The Sisters Brothers is an exceptionally restrained and reflective western revolving around two brothers and their bounty hunt for a prospector claiming to have a recipe for discovering gold with minimal effort. Eli Sisters (played by John C Reilly) and Charlie Sisters (played by Joaquin Phoenix) assert themselves as a formidable and effective pair. But what’s most surprising is how each man is clearly defined through seemingly basic story beats and actions. Something as simple as the elder brother, Eli, purchasing a toothbrush or treasuring a scarf works wonders in terms of the visual language that defines him as the more sensitive of the pair. Whereas Charlie can often be seen galavanting and drinking demonstrating him as the more volatile, erratic brother. It may not seem “fresh” in terms of stories with polar opposites working together, but The Sisters Brothers finds beautiful chemistry and balance in pushing each brother to a physical and emotional limit at one point or another. It stirs quite a few emotionally powerfully scenes as effortlessly as it does with scenes of genuine hilarity. My highest praise of the film, in fact, is how easily it seems to weave its way through emotional highs and lows, particularly in the second act when the chase is on and the brothers are well established. Audiard as a director masterfully avoids his film falling into one easily defined genre, and instead prefers to show life as authentic as he can reflect it through the camera lens. The performances are expectedly magnificent from these two, with Reilly effectively giving one of his best performances in years. The other core characters of the film, John Morris (played by Gyllenhaal) and Hermann Warm (played by Riz Ahmed), each do well to reveal a more optimistic, contrasting duo do the titular brothers. To say the brothers eventually catch them is perhaps a very, very slight spoiler, but nothing ever happens expectedly in this very grounded western of moral twists and turns. Morris and Warm do not shy away from their educated sensibilities, and often clash philosophically when opposed with the survivalist Sisters, but through it all the four each reflect one another nicely.

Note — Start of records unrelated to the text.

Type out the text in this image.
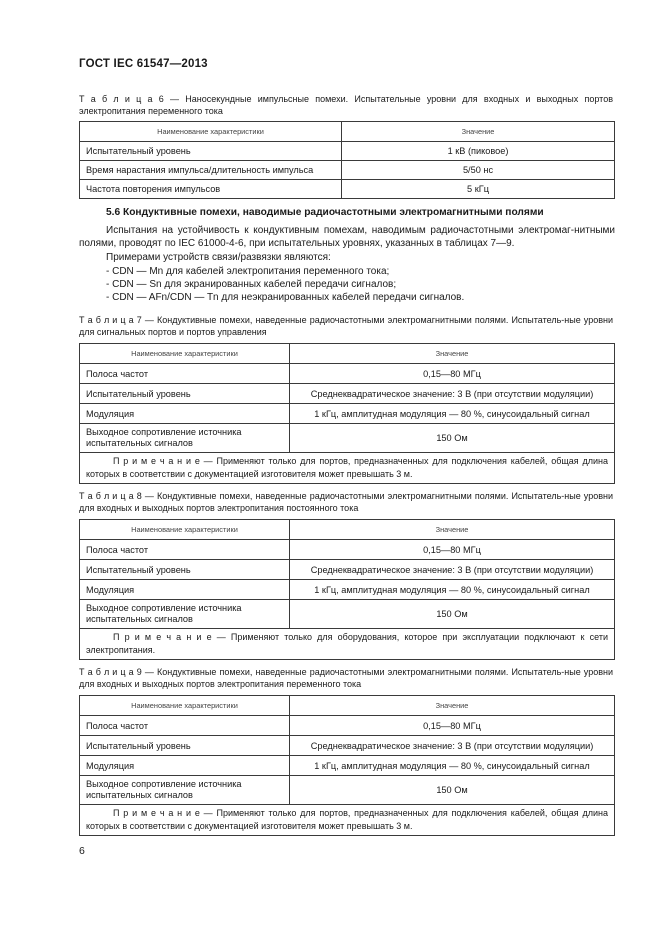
ГОСТ IEC 61547—2013
Т а б л и ц а 6 — Наносекундные импульсные помехи. Испытательные уровни для входных и выходных портов электропитания переменного тока
Наименование характеристики	Значение
Испытательный уровень	1 кВ (пиковое)
Время нарастания импульса/длительность импульса	5/50 нс
Частота повторения импульсов	5 кГц
5.6 Кондуктивные помехи, наводимые радиочастотными электромагнитными полями
Испытания на устойчивость к кондуктивным помехам, наводимым радиочастотными электромаг-нитными полями, проводят по IEC 61000-4-6, при испытательных уровнях, указанных в таблицах 7—9.
Примерами устройств связи/развязки являются:
- CDN — Mn для кабелей электропитания переменного тока;
- CDN — Sn для экранированных кабелей передачи сигналов;
- CDN — AFn/CDN — Tn для неэкранированных кабелей передачи сигналов.
Т а б л и ц а 7 — Кондуктивные помехи, наведенные радиочастотными электромагнитными полями. Испытатель-ные уровни для сигнальных портов и портов управления
Наименование характеристики	Значение
Полоса частот	0,15—80 МГц
Испытательный уровень	Среднеквадратическое значение: 3 В (при отсутствии модуляции)
Модуляция	1 кГц, амплитудная модуляция — 80 %, синусоидальный сигнал
Выходное сопротивление источника испытательных сигналов	150 Ом
П р и м е ч а н и е — Применяют только для портов, предназначенных для подключения кабелей, общая длина которых в соответствии с документацией изготовителя может превышать 3 м.	
Т а б л и ц а 8 — Кондуктивные помехи, наведенные радиочастотными электромагнитными полями. Испытатель-ные уровни для входных и выходных портов электропитания постоянного тока
Наименование характеристики	Значение
Полоса частот	0,15—80 МГц
Испытательный уровень	Среднеквадратическое значение: 3 В (при отсутствии модуляции)
Модуляция	1 кГц, амплитудная модуляция — 80 %, синусоидальный сигнал
Выходное сопротивление источника испытательных сигналов	150 Ом
П р и м е ч а н и е — Применяют только для оборудования, которое при эксплуатации подключают к сети электропитания.	
Т а б л и ц а 9 — Кондуктивные помехи, наведенные радиочастотными электромагнитными полями. Испытатель-ные уровни для входных и выходных портов электропитания переменного тока
Наименование характеристики	Значение
Полоса частот	0,15—80 МГц
Испытательный уровень	Среднеквадратическое значение: 3 В (при отсутствии модуляции)
Модуляция	1 кГц, амплитудная модуляция — 80 %, синусоидальный сигнал
Выходное сопротивление источника испытательных сигналов	150 Ом
П р и м е ч а н и е — Применяют только для портов, предназначенных для подключения кабелей, общая длина которых в соответствии с документацией изготовителя может превышать 3 м.	
6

The film’s biggest flaw is without a doubt its cumbersome first act. The characters each take time to find their footing, as does the story itself. The plot doesn’t feel like it actually kicks up until the Brothers reach a town called Mayfield. Too much screen time is dedicated to Morris and Warm in the first third in an attempt to establish their characters, but the second act does a much better job of defining them with key moments and scenes that have weight beyond just their simple aspirations. And while my praise is high for the chemistry of the Brothers, that also didn’t quite land until Mayfield, before which they were seemingly just outlaws being outlaws. Occasionally, the film plays almost silently, which is neither praise nor condemnation in my eyes. To some, a quiet, contemplative western may be appealing. To others, that might be a turn off. I only mention it to establish that, while I recommend this movie very highly, I also recognize that it may not be for everyone. If Westerns aren’t your bag because you tend to find them slow paced or too methodical for your liking, this may not be the film to change your mind. However, if you enjoy Westerns, and exceptional performances with deeply internalized characters that reveal themselves gradually, this is a movie to add to your shelf. See it when it comes to a theatre near you.